Saturday, July 11, 2015

Excerpts from “Cooking Dharma”




I spend a great deal of time in the kitchen when cooking for retreat.  The kitchen becomes my cushion and it's function my meditation. 



At home I spend most days in silence.  So the silence of retreat is easy.  I don't actually cook much at home.   My children are all grown and I am no longer married so my eating habits are modest.  



Once I arrive at the retreat center though, all my ordinary life, concerns, and obligations disappear.  There is nothing else but this.  

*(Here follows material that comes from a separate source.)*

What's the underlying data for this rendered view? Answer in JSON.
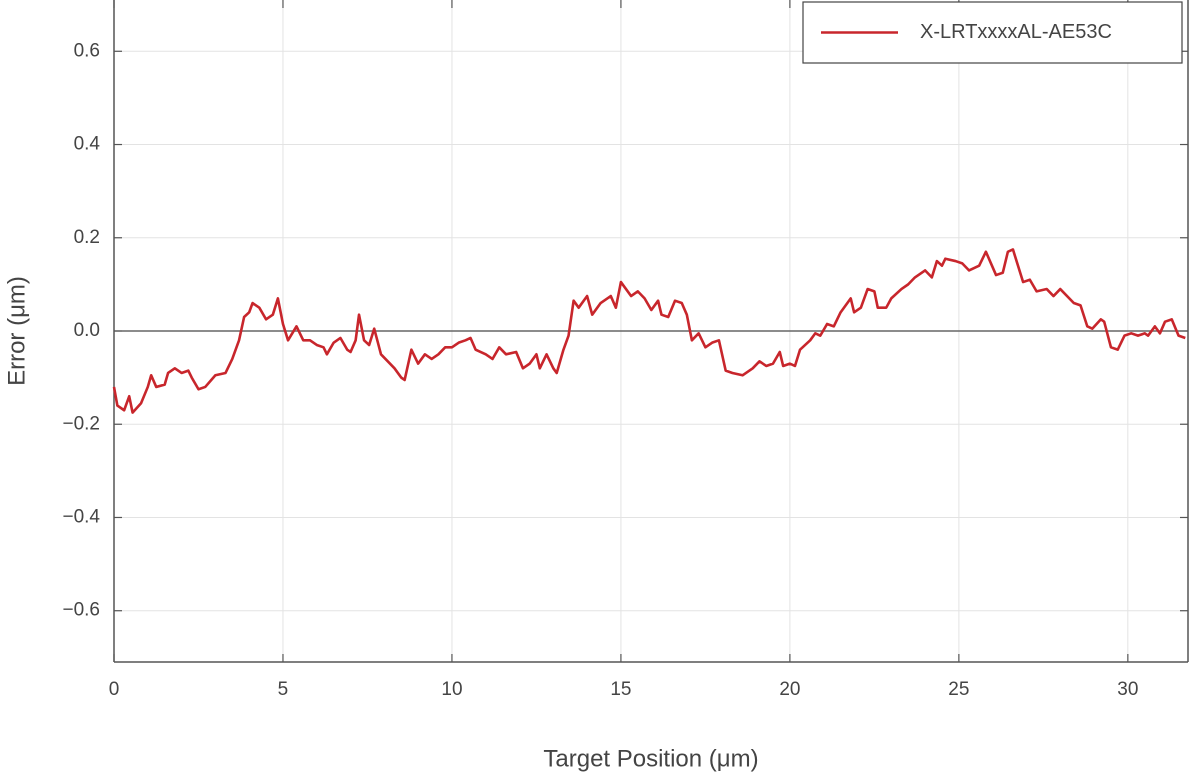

The retreat center where I cook has a large walk in cooler and there is ample room for storing food.  In the walk in I designate areas for dairy products, produce, fruit, and separate shelves each for salad, brunch, and supper fixings.  In this way when food is prepped during the work periods before each meal it can be put on the appropriate shelf and accessed easily when the time comes to cook and lay out the meal.  There is also a designated place in the walk in and on the counter for snack food so that the person responsible for putting it out in the morning can find it easily.

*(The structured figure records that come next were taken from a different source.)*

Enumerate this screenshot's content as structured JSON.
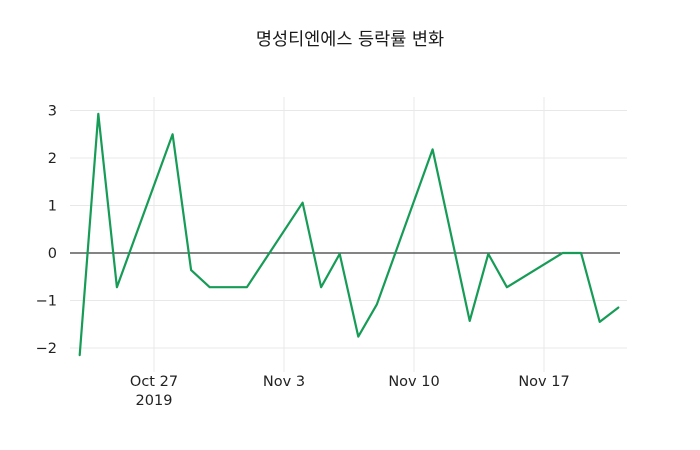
{
  "chart_data": {
    "type": "line",
    "title": "명성티엔에스 등락률 변화",
    "xlabel": "",
    "ylabel": "",
    "grid": true,
    "legend": "none",
    "ylim": [
      -2.35,
      3.35
    ],
    "y_ticks": [
      {
        "v": 3,
        "label": "3"
      },
      {
        "v": 2,
        "label": "2"
      },
      {
        "v": 1,
        "label": "1"
      },
      {
        "v": 0,
        "label": "0"
      },
      {
        "v": -1,
        "label": "−1"
      },
      {
        "v": -2,
        "label": "−2"
      }
    ],
    "x_ticks": [
      {
        "date": "2019-10-27",
        "label": "Oct 27",
        "year": "2019"
      },
      {
        "date": "2019-11-03",
        "label": "Nov 3"
      },
      {
        "date": "2019-11-10",
        "label": "Nov 10"
      },
      {
        "date": "2019-11-17",
        "label": "Nov 17"
      }
    ],
    "series": [
      {
        "name": "등락률",
        "points": [
          {
            "date": "2019-10-23",
            "value": -2.15
          },
          {
            "date": "2019-10-24",
            "value": 2.93
          },
          {
            "date": "2019-10-25",
            "value": -0.72
          },
          {
            "date": "2019-10-28",
            "value": 2.5
          },
          {
            "date": "2019-10-29",
            "value": -0.36
          },
          {
            "date": "2019-10-30",
            "value": -0.72
          },
          {
            "date": "2019-10-31",
            "value": -0.72
          },
          {
            "date": "2019-11-01",
            "value": -0.72
          },
          {
            "date": "2019-11-04",
            "value": 1.06
          },
          {
            "date": "2019-11-05",
            "value": -0.72
          },
          {
            "date": "2019-11-06",
            "value": -0.02
          },
          {
            "date": "2019-11-07",
            "value": -1.76
          },
          {
            "date": "2019-11-08",
            "value": -1.08
          },
          {
            "date": "2019-11-11",
            "value": 2.18
          },
          {
            "date": "2019-11-12",
            "value": 0.38
          },
          {
            "date": "2019-11-13",
            "value": -1.43
          },
          {
            "date": "2019-11-14",
            "value": -0.02
          },
          {
            "date": "2019-11-15",
            "value": -0.72
          },
          {
            "date": "2019-11-18",
            "value": 0.0
          },
          {
            "date": "2019-11-19",
            "value": 0.0
          },
          {
            "date": "2019-11-20",
            "value": -1.45
          },
          {
            "date": "2019-11-21",
            "value": -1.15
          }
        ]
      }
    ],
    "colors": {
      "line": "#169c56",
      "grid": "#e8e8e8",
      "zero_line": "#3b3b3b",
      "text": "#222222",
      "background": "#ffffff"
    }
  }
}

This organizational skill has been grounded by Zen practice.  My Mom was an organized person as was my paternal Grandfather (husband to my beloved Grandma Ann).  And although being organized did not manifest in my life until I was older, the seed was planted in my youth.  The beauty of order is that in being so, especially in the setting of a kitchen used by many but of course anywhere, one can become utterly selfless if one does not become emotionally attached to their individual organizational decisions.  By this and in the circumstance of the kitchen shared by many, I mean that if for example I choose to put all the whisks in a drawer in a particular place and come to find they have all been put in another drawer elsewhere, it doesn’t matter.  Just so they are in one drawer that is consistent.



Anyway, the multi faceted beauty of kitchen organization is that any cook at any time can use the kitchen and know where to find the tools needed to produce a meal.  So the set up is not about one person’s idea, it’s about the use and functioning of all.  Also, this organization of many manifests from the actual day to day cooking of cooks who have found through cooking, the most logical, practical location of all things used in a kitchen. 

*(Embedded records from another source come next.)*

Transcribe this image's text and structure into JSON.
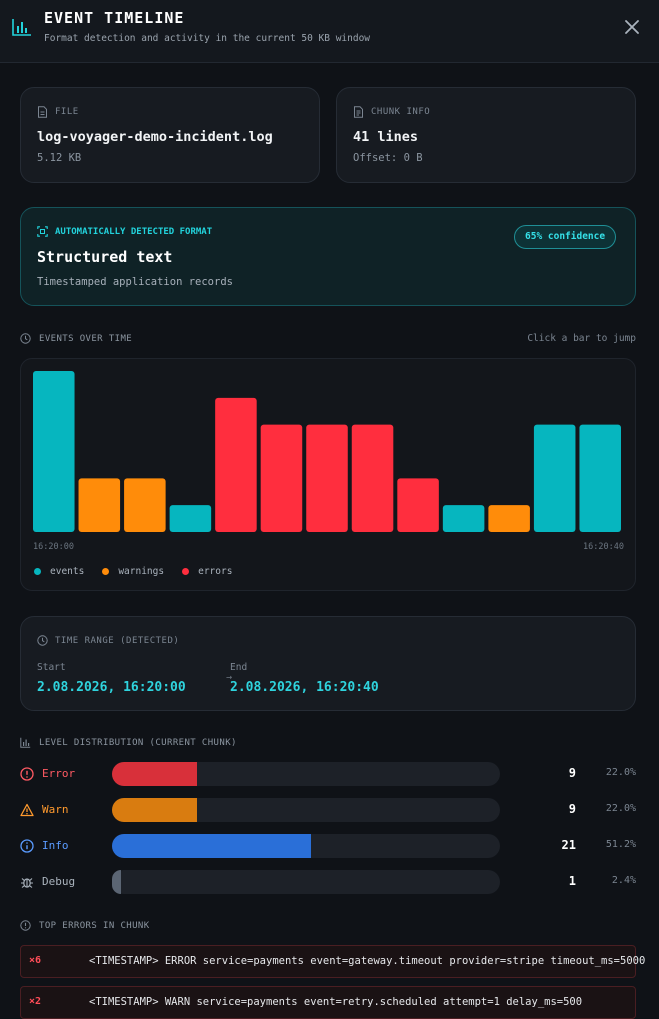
{
  "header": {
    "title": "EVENT TIMELINE",
    "subtitle": "Format detection and activity in the current 50 KB window"
  },
  "file": {
    "label": "FILE",
    "name": "log-voyager-demo-incident.log",
    "size": "5.12 KB"
  },
  "chunk": {
    "label": "CHUNK INFO",
    "lines": "41 lines",
    "offset": "Offset: 0 B"
  },
  "format": {
    "label": "AUTOMATICALLY DETECTED FORMAT",
    "name": "Structured text",
    "description": "Timestamped application records",
    "confidence": "65% confidence"
  },
  "events_section": {
    "label": "EVENTS OVER TIME",
    "hint": "Click a bar to jump"
  },
  "chart_data": {
    "type": "bar",
    "x_start_label": "16:20:00",
    "x_end_label": "16:20:40",
    "ylim": [
      0,
      6
    ],
    "bars": [
      {
        "value": 6,
        "kind": "events"
      },
      {
        "value": 2,
        "kind": "warnings"
      },
      {
        "value": 2,
        "kind": "warnings"
      },
      {
        "value": 1,
        "kind": "events"
      },
      {
        "value": 5,
        "kind": "errors"
      },
      {
        "value": 4,
        "kind": "errors"
      },
      {
        "value": 4,
        "kind": "errors"
      },
      {
        "value": 4,
        "kind": "errors"
      },
      {
        "value": 2,
        "kind": "errors"
      },
      {
        "value": 1,
        "kind": "events"
      },
      {
        "value": 1,
        "kind": "warnings"
      },
      {
        "value": 4,
        "kind": "events"
      },
      {
        "value": 4,
        "kind": "events"
      }
    ],
    "legend": [
      {
        "kind": "events",
        "label": "events",
        "color": "#06b6bf"
      },
      {
        "kind": "warnings",
        "label": "warnings",
        "color": "#ff8c0a"
      },
      {
        "kind": "errors",
        "label": "errors",
        "color": "#ff2e3e"
      }
    ]
  },
  "time_range": {
    "label": "TIME RANGE (DETECTED)",
    "start_label": "Start",
    "start_value": "2.08.2026, 16:20:00",
    "arrow": "→",
    "end_label": "End",
    "end_value": "2.08.2026, 16:20:40"
  },
  "levels": {
    "label": "LEVEL DISTRIBUTION (CURRENT CHUNK)",
    "items": [
      {
        "name": "Error",
        "count": "9",
        "pct": "22.0%",
        "fraction": 0.22,
        "color": "#d8303a",
        "text_color": "#ff5a63"
      },
      {
        "name": "Warn",
        "count": "9",
        "pct": "22.0%",
        "fraction": 0.22,
        "color": "#d97c10",
        "text_color": "#ff9a2e"
      },
      {
        "name": "Info",
        "count": "21",
        "pct": "51.2%",
        "fraction": 0.512,
        "color": "#2a6fd8",
        "text_color": "#5a9bff"
      },
      {
        "name": "Debug",
        "count": "1",
        "pct": "2.4%",
        "fraction": 0.024,
        "color": "#5b6573",
        "text_color": "#aab3bd"
      }
    ]
  },
  "top_errors": {
    "label": "TOP ERRORS IN CHUNK",
    "items": [
      {
        "count": "×6",
        "text": "<TIMESTAMP> ERROR service=payments event=gateway.timeout provider=stripe timeout_ms=5000"
      },
      {
        "count": "×2",
        "text": "<TIMESTAMP> WARN service=payments event=retry.scheduled attempt=1 delay_ms=500"
      }
    ]
  }
}
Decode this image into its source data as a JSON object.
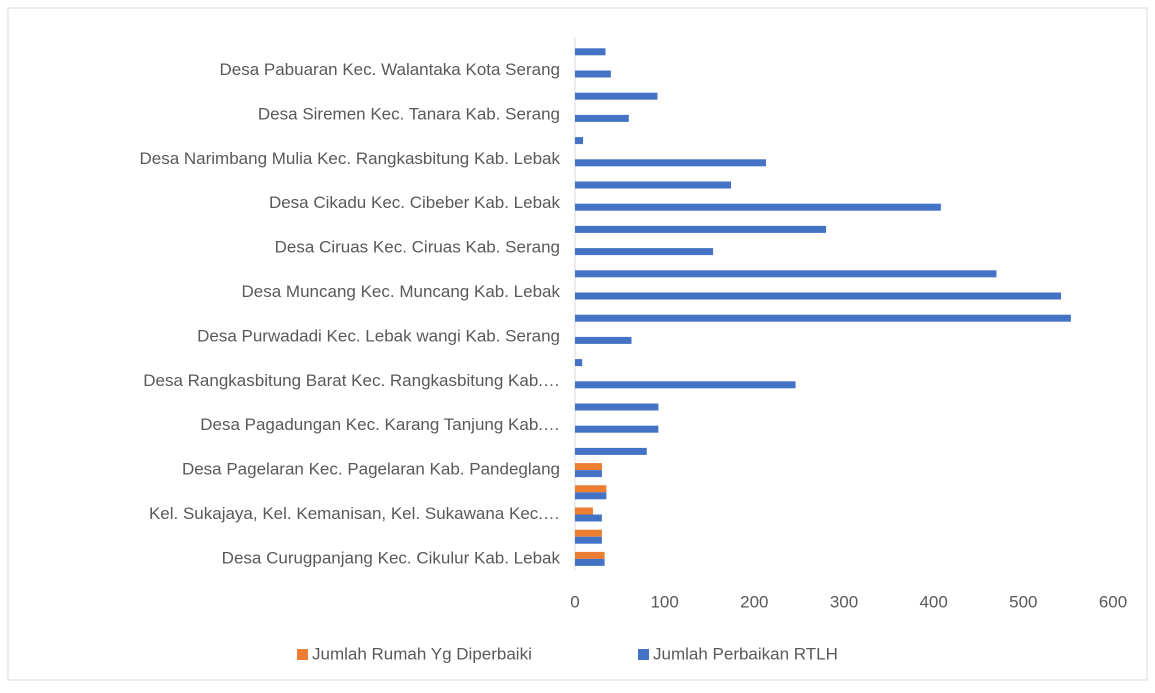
{
  "chart_data": {
    "type": "hbar",
    "categories": [
      "Desa Curugpanjang Kec. Cikulur Kab. Lebak",
      null,
      "Kel. Sukajaya, Kel. Kemanisan, Kel. Sukawana Kec.…",
      null,
      "Desa Pagelaran Kec. Pagelaran Kab. Pandeglang",
      null,
      "Desa Pagadungan Kec. Karang Tanjung Kab.…",
      null,
      "Desa Rangkasbitung Barat Kec. Rangkasbitung Kab.…",
      null,
      "Desa Purwadadi Kec. Lebak wangi Kab. Serang",
      null,
      "Desa Muncang Kec. Muncang Kab. Lebak",
      null,
      "Desa Ciruas Kec. Ciruas Kab. Serang",
      null,
      "Desa Cikadu Kec. Cibeber Kab. Lebak",
      null,
      "Desa Narimbang Mulia Kec. Rangkasbitung Kab. Lebak",
      null,
      "Desa Siremen Kec. Tanara Kab. Serang",
      null,
      "Desa Pabuaran Kec. Walantaka Kota Serang",
      null
    ],
    "series": [
      {
        "name": "Jumlah Rumah Yg Diperbaiki",
        "color": "#ed7d31",
        "values": [
          33,
          30,
          20,
          35,
          30,
          null,
          null,
          null,
          null,
          null,
          null,
          null,
          null,
          null,
          null,
          null,
          null,
          null,
          null,
          null,
          null,
          null,
          null,
          null
        ]
      },
      {
        "name": "Jumlah Perbaikan RTLH",
        "color": "#4472c4",
        "values": [
          33,
          30,
          30,
          35,
          30,
          80,
          93,
          93,
          246,
          8,
          63,
          553,
          542,
          470,
          154,
          280,
          408,
          174,
          213,
          9,
          60,
          92,
          40,
          34
        ]
      }
    ],
    "xlim": [
      0,
      600
    ],
    "xticks": [
      0,
      100,
      200,
      300,
      400,
      500,
      600
    ],
    "grid": false,
    "legend": "bottom"
  }
}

Having order also allows us to be of service to others in maintaining this order.  For example, the retreat participants who are assigned to the kitchen for prep, or doing dishes, can be directed to the various locations of kitchen items and in this small way we are able to contribute to their sense of confidence both in themselves and the kitchen’s function.  So over the course of retreat they become proficient in their part of the overall running of the kitchen.  



Retreat offers us a condensed version of the benevolent, practical, and extraordinarily mundane possibilities in our ‘ordinary lives.’  Confidence in whatever part we play in retreat is therefore a seed for our potential contribution to the lives all beings.